Here's something to ponder in the wake of Jason Bush's talk, as we await the next lecture (on April 23rd) in the Ethics Center Seminar series where theologian Ted Peters (author of The Stem Cell Debate) will take up some of the more sticky moral controversies that Jason punted on last week! While a lot of the opposition to stem cell research in the US comes from the religious right, especially over the issue of embryonic stem cell research, there is opposition from the left as well - especially the "alternative medicine" left which sees everything in western medicine as being somehow tainted and unnatural. And then, by (illogical) extension, that any other "alternative" to western medicine is therefore much better for you, even if practitioners of said alternative don't have a clue about how their medicine works, if it works at all! But what if "eastern" medicine starts offering therapies based on stem cell research (and other products of "western" science)? And start doing so when such therapies are not available here in the west? Skeptico raises this question in an interesting commentary on an NPR story about how some Americans are heading to China seeking stem cell therapies not available in the US. In addition to the welcome and enjoyable bashing of irrational "skeptics" like Bill Maher, Skeptico makes this important point:
The truth is, ancient people, who did not understand how the body works or what really made people ill, just made stuff up about these things. The ancient Chinese made up stuff about meridians and chi. Ancient Indians made up stuff about chakras. Ancient Europeans made up stuff about humors. We now know better, and so have abandoned humors and bloodletting. The only mystery is why people still insist that chi and chakras are real. But whatever you believe is real, the distinction clearly is not between “western” and “eastern” (fill in your preferred country) therapies. The distinction is between therapies that work and those that don’t. Scientists in China are researching real medicine, and trying to find out what works and what doesn’t, just like scientists in the west. Maybe some have oversold their results, but scientific procedures, not ancient myth, will ultimately decide what works and what doesn’t.

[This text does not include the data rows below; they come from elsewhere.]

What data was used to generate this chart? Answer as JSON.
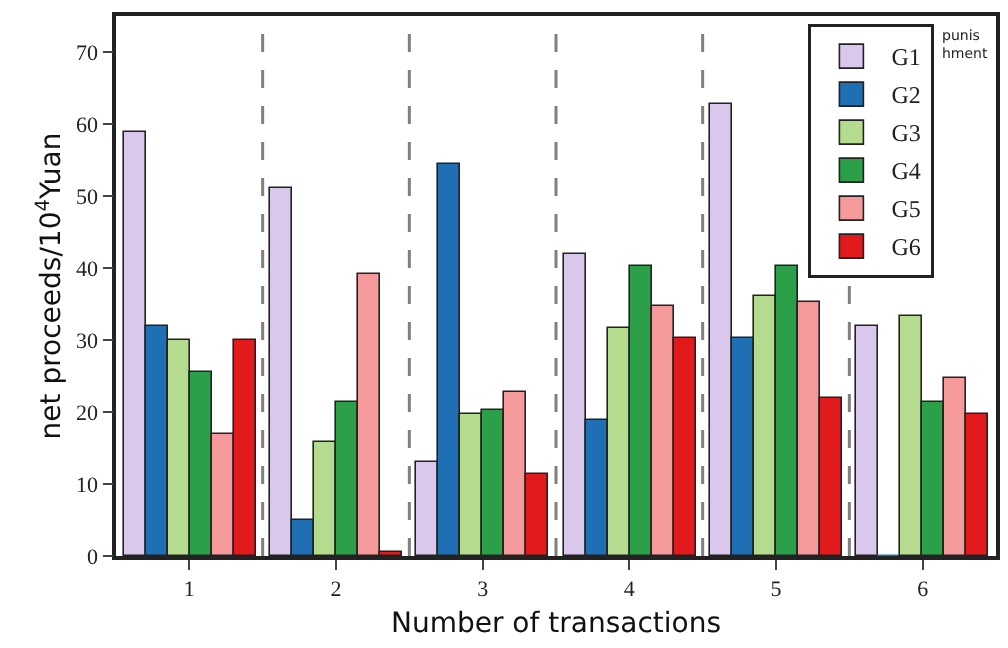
{
  "chart_data": {
    "type": "bar",
    "xlabel": "Number of transactions",
    "ylabel": "net proceeds/10$^{4}$Yuan",
    "x": [
      1,
      2,
      3,
      4,
      5,
      6
    ],
    "xlim": [
      0.5,
      6.5
    ],
    "xticks": [
      1,
      2,
      3,
      4,
      5,
      6
    ],
    "ylim": [
      0,
      75
    ],
    "yticks": [
      0,
      10,
      20,
      30,
      40,
      50,
      60,
      70
    ],
    "legend": "top right",
    "series": [
      {
        "name": "G1",
        "color": "#d9c8ec",
        "values": [
          59,
          51,
          13,
          42,
          62.8,
          32
        ]
      },
      {
        "name": "G2",
        "color": "#1f6fb4",
        "values": [
          32,
          5,
          54.5,
          19,
          30.2,
          0
        ]
      },
      {
        "name": "G3",
        "color": "#b5dc8e",
        "values": [
          30,
          15.7,
          19.6,
          31.7,
          36,
          33.4
        ]
      },
      {
        "name": "G4",
        "color": "#2ca048",
        "values": [
          25.5,
          21.4,
          20.2,
          40.4,
          40.4,
          21.5
        ]
      },
      {
        "name": "G5",
        "color": "#f49a9a",
        "values": [
          17,
          39.3,
          22.7,
          34.6,
          35.3,
          24.8
        ]
      },
      {
        "name": "G6",
        "color": "#e31a1c",
        "values": [
          30,
          0.6,
          11.5,
          30.2,
          22,
          19.7
        ]
      }
    ],
    "ref_lines": [
      {
        "axis": "x",
        "value": 1.5,
        "color": "#808080",
        "line_style": "dashed"
      },
      {
        "axis": "x",
        "value": 2.5,
        "color": "#808080",
        "line_style": "dashed"
      },
      {
        "axis": "x",
        "value": 3.5,
        "color": "#808080",
        "line_style": "dashed"
      },
      {
        "axis": "x",
        "value": 4.5,
        "color": "#808080",
        "line_style": "dashed"
      },
      {
        "axis": "x",
        "value": 5.5,
        "color": "#808080",
        "line_style": "dashed"
      }
    ],
    "annotations": [
      "punis hment"
    ]
  }
}
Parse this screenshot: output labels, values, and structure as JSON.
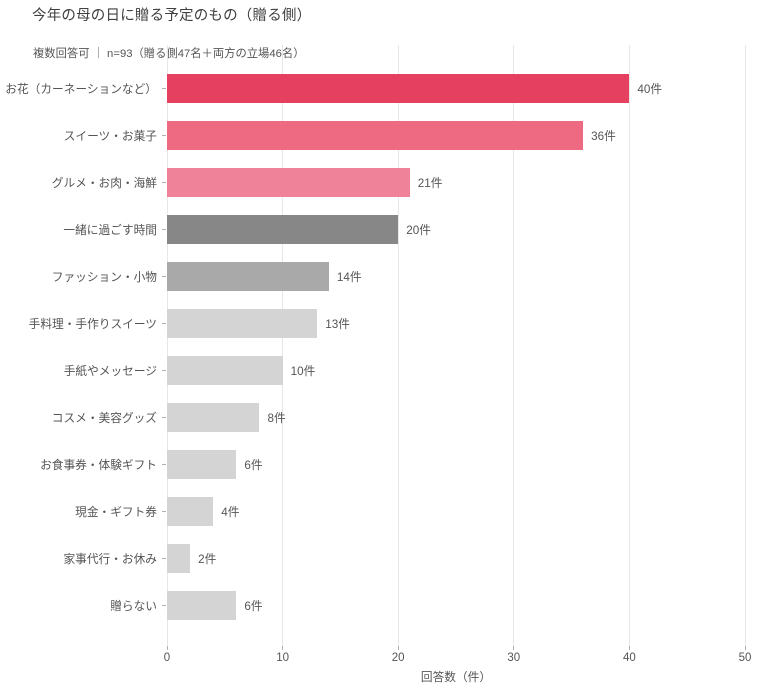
{
  "title": "今年の母の日に贈る予定のもの（贈る側）",
  "subtitle": "複数回答可 ｜ n=93（贈る側47名＋両方の立場46名）",
  "chart_data": {
    "type": "bar",
    "orientation": "horizontal",
    "categories": [
      "お花（カーネーションなど）",
      "スイーツ・お菓子",
      "グルメ・お肉・海鮮",
      "一緒に過ごす時間",
      "ファッション・小物",
      "手料理・手作りスイーツ",
      "手紙やメッセージ",
      "コスメ・美容グッズ",
      "お食事券・体験ギフト",
      "現金・ギフト券",
      "家事代行・お休み",
      "贈らない"
    ],
    "values": [
      40,
      36,
      21,
      20,
      14,
      13,
      10,
      8,
      6,
      4,
      2,
      6
    ],
    "bar_colors": [
      "#e5405f",
      "#ed6a82",
      "#ef8298",
      "#878787",
      "#a9a9a9",
      "#d4d4d4",
      "#d4d4d4",
      "#d4d4d4",
      "#d4d4d4",
      "#d4d4d4",
      "#d4d4d4",
      "#d4d4d4"
    ],
    "value_suffix": "件",
    "xlabel": "回答数（件）",
    "xticks": [
      0,
      10,
      20,
      30,
      40,
      50
    ],
    "xlim": [
      0,
      50
    ],
    "grid": true,
    "gridline_color": "#e7e7e7",
    "text_color": "#555555",
    "title_color": "#404040"
  }
}
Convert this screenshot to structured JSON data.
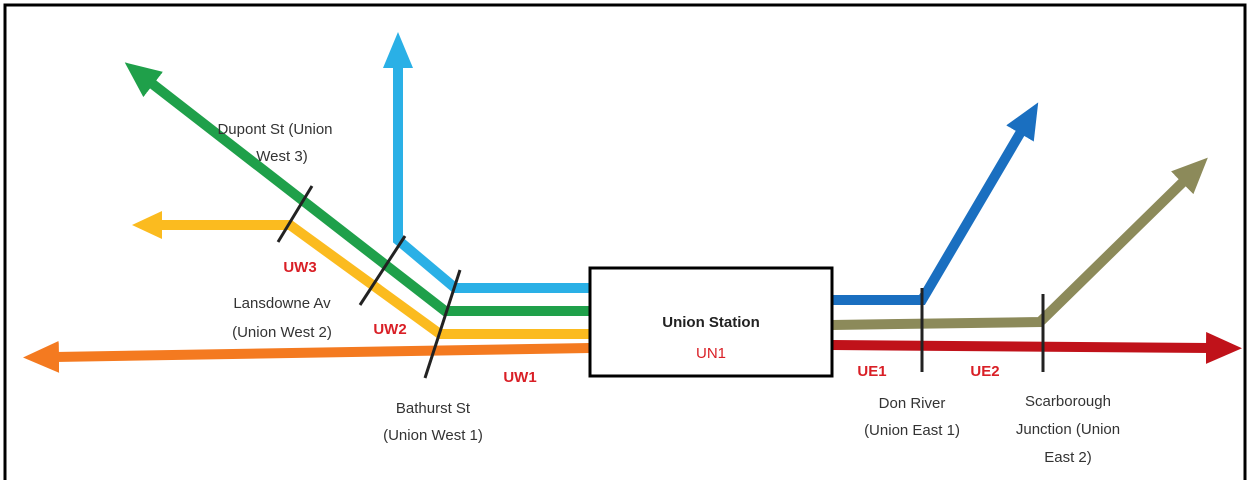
{
  "station": {
    "name": "Union Station",
    "code": "UN1"
  },
  "zones": {
    "uw1": "UW1",
    "uw2": "UW2",
    "uw3": "UW3",
    "ue1": "UE1",
    "ue2": "UE2"
  },
  "boundaries": {
    "dupont": [
      "Dupont St (Union",
      "West 3)"
    ],
    "lansdowne": [
      "Lansdowne Av",
      "(Union West 2)"
    ],
    "bathurst": [
      "Bathurst St",
      "(Union West 1)"
    ],
    "don_river": [
      "Don River",
      "(Union East 1)"
    ],
    "scarborough": [
      "Scarborough",
      "Junction (Union",
      "East 2)"
    ]
  }
}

So can we now please abandon this pretence that doctors in the west practice something called “western medicine”, while the Chinese have access to some secret knowledge that “western science” still hasn’t yet caught up with? There is only medicine that works – or at least, is backed by reliable evidence that it does – and pre-scientific superstitious quackery that doesn’t. The East/West labels mean nothing. And the next time some twit like Maher intones gravely against “western medicine”, just say, “yeah, I don’t fancy bloodletting either” - and advise him to go visit Doctor Hu in Hangzhou. Preferably on a one-way ticket.
I've always thought that the main criterion in medicine is whether it works. Even if we don't fully understand underlying mechanisms! Any good medicine should aim to cure the afflicted, without getting caught up in its own dogmas about how the human body is supposed to work. Figuring out the "how" and "why" of any successful medicine - well that's the job of science. That's why you can have many "alternative" medicines, but only one science - for there is no western or eastern science once we understand how any particular disease and its cure works, is there? And on the flip side (and this may raise some of your hackles), that's why medicine (even in the west) isn't always necessarily a science either!